Both CKD stage 5 and death were the events of interest in the Weibull IMID M4. In this three-state model (Fig. 2), each patient was in state 0 at inclusion, i.e. in “pre-CKD stage 5” (mGFR ≥15 mL/min/1.73 m2), and may then have either: i) stayed in state 0 during all the follow-up (no transition), ii) progressed to state 1 (CKD stage 5) without dying thereafter (transition 01), iii) progressed to state 1 and then to state 2 (death) (transitions 01 and 12), iv) progressed directly to state 2 (transition 02). Model M4 which handled interval censoring of time to CKD stage 5, accounted for all these possibilities, including the possibility to have progressed through CKD stage 5 (state 1) in the time interval between a last mGFR measure above 15 mL/min/1.73 m2 (state 0) and death (state 2), as illustrated for patient A in Fig. 1. Note that, as in model M3, death was death before kidney transplantation, thus implying censoring at nonpreemptive kidney transplantation.

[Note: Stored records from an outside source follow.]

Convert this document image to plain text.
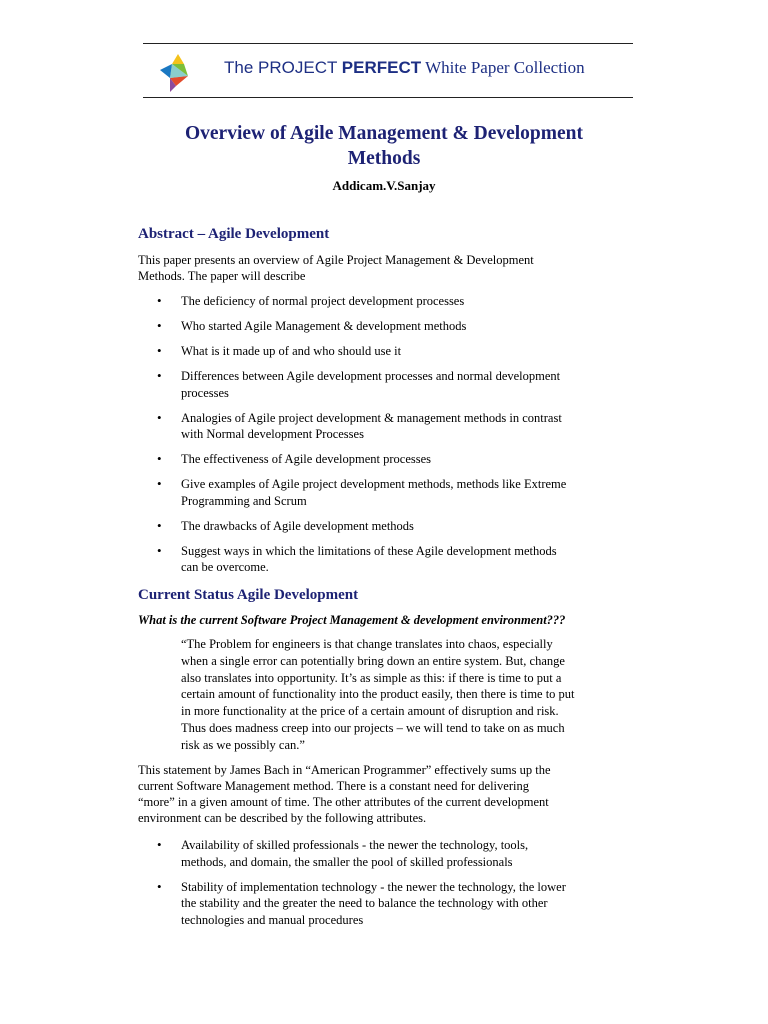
The PROJECT PERFECT White Paper Collection
Overview of Agile Management & Development
Methods
Addicam.V.Sanjay
Abstract – Agile Development
This paper presents an overview of Agile Project Management & Development
Methods. The paper will describe
• The deficiency of normal project development processes
• Who started Agile Management & development methods
• What is it made up of and who should use it
• Differences between Agile development processes and normal development
processes
• Analogies of Agile project development & management methods in contrast
with Normal development Processes
• The effectiveness of Agile development processes
• Give examples of Agile project development methods, methods like Extreme
Programming and Scrum
• The drawbacks of Agile development methods
• Suggest ways in which the limitations of these Agile development methods
can be overcome.
Current Status Agile Development
What is the current Software Project Management & development environment???
“The Problem for engineers is that change translates into chaos, especially
when a single error can potentially bring down an entire system. But, change
also translates into opportunity. It’s as simple as this: if there is time to put a
certain amount of functionality into the product easily, then there is time to put
in more functionality at the price of a certain amount of disruption and risk.
Thus does madness creep into our projects – we will tend to take on as much
risk as we possibly can.”
This statement by James Bach in “American Programmer” effectively sums up the
current Software Management method. There is a constant need for delivering
“more” in a given amount of time. The other attributes of the current development
environment can be described by the following attributes.
• Availability of skilled professionals - the newer the technology, tools,
methods, and domain, the smaller the pool of skilled professionals
• Stability of implementation technology - the newer the technology, the lower
the stability and the greater the need to balance the technology with other
technologies and manual procedures
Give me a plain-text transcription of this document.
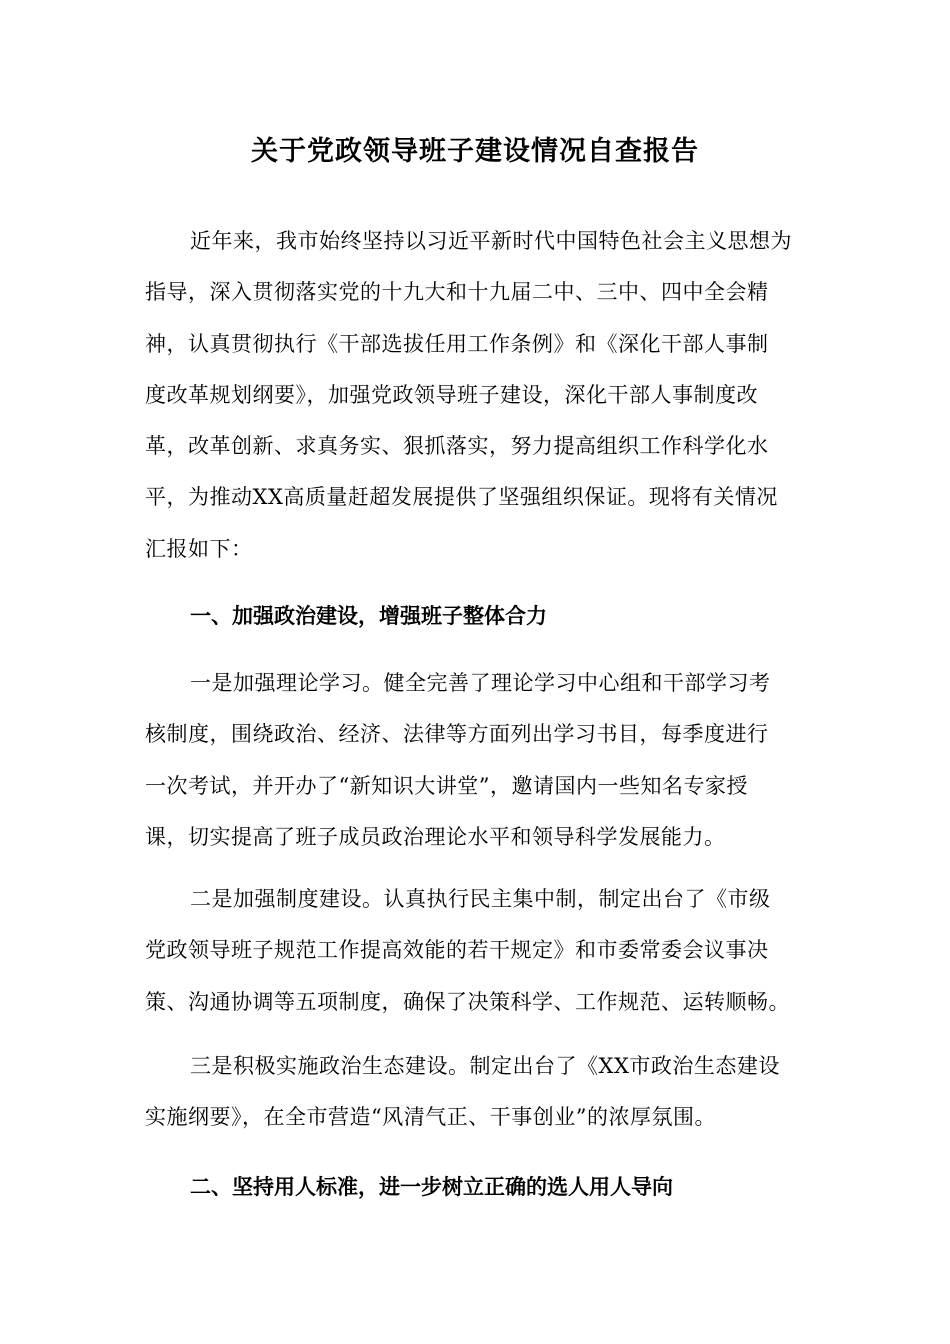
关于党政领导班子建设情况自查报告
近年来，我市始终坚持以习近平新时代中国特色社会主义思想为
指导，深入贯彻落实党的十九大和十九届二中、三中、四中全会精
神，认真贯彻执行《干部选拔任用工作条例》和《深化干部人事制
度改革规划纲要》，加强党政领导班子建设，深化干部人事制度改
革，改革创新、求真务实、狠抓落实，努力提高组织工作科学化水
平，为推动XX高质量赶超发展提供了坚强组织保证。现将有关情况
汇报如下：
一、加强政治建设，增强班子整体合力
一是加强理论学习。健全完善了理论学习中心组和干部学习考
核制度，围绕政治、经济、法律等方面列出学习书目，每季度进行
一次考试，并开办了“新知识大讲堂”，邀请国内一些知名专家授
课，切实提高了班子成员政治理论水平和领导科学发展能力。
二是加强制度建设。认真执行民主集中制，制定出台了《市级
党政领导班子规范工作提高效能的若干规定》和市委常委会议事决
策、沟通协调等五项制度，确保了决策科学、工作规范、运转顺畅。
三是积极实施政治生态建设。制定出台了《XX市政治生态建设
实施纲要》，在全市营造“风清气正、干事创业”的浓厚氛围。
二、坚持用人标准，进一步树立正确的选人用人导向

All models included sex, baseline age (in years), baseline log of protein/creatinine ratio (PCR in mg/mmol) and baseline mGFR (in mL/min/1.73 m2). Proportional hazard assumption on each transition (01, 02, and 12) was checked graphically for each variable as suggested in Leffondré et al. [8]. Log-linearity assumption for the effect of age, log PCR, and mGFR at inclusion was checked by comparing the results of the model using the continuous variable with the model using indicators of the quartiles of the variables [15].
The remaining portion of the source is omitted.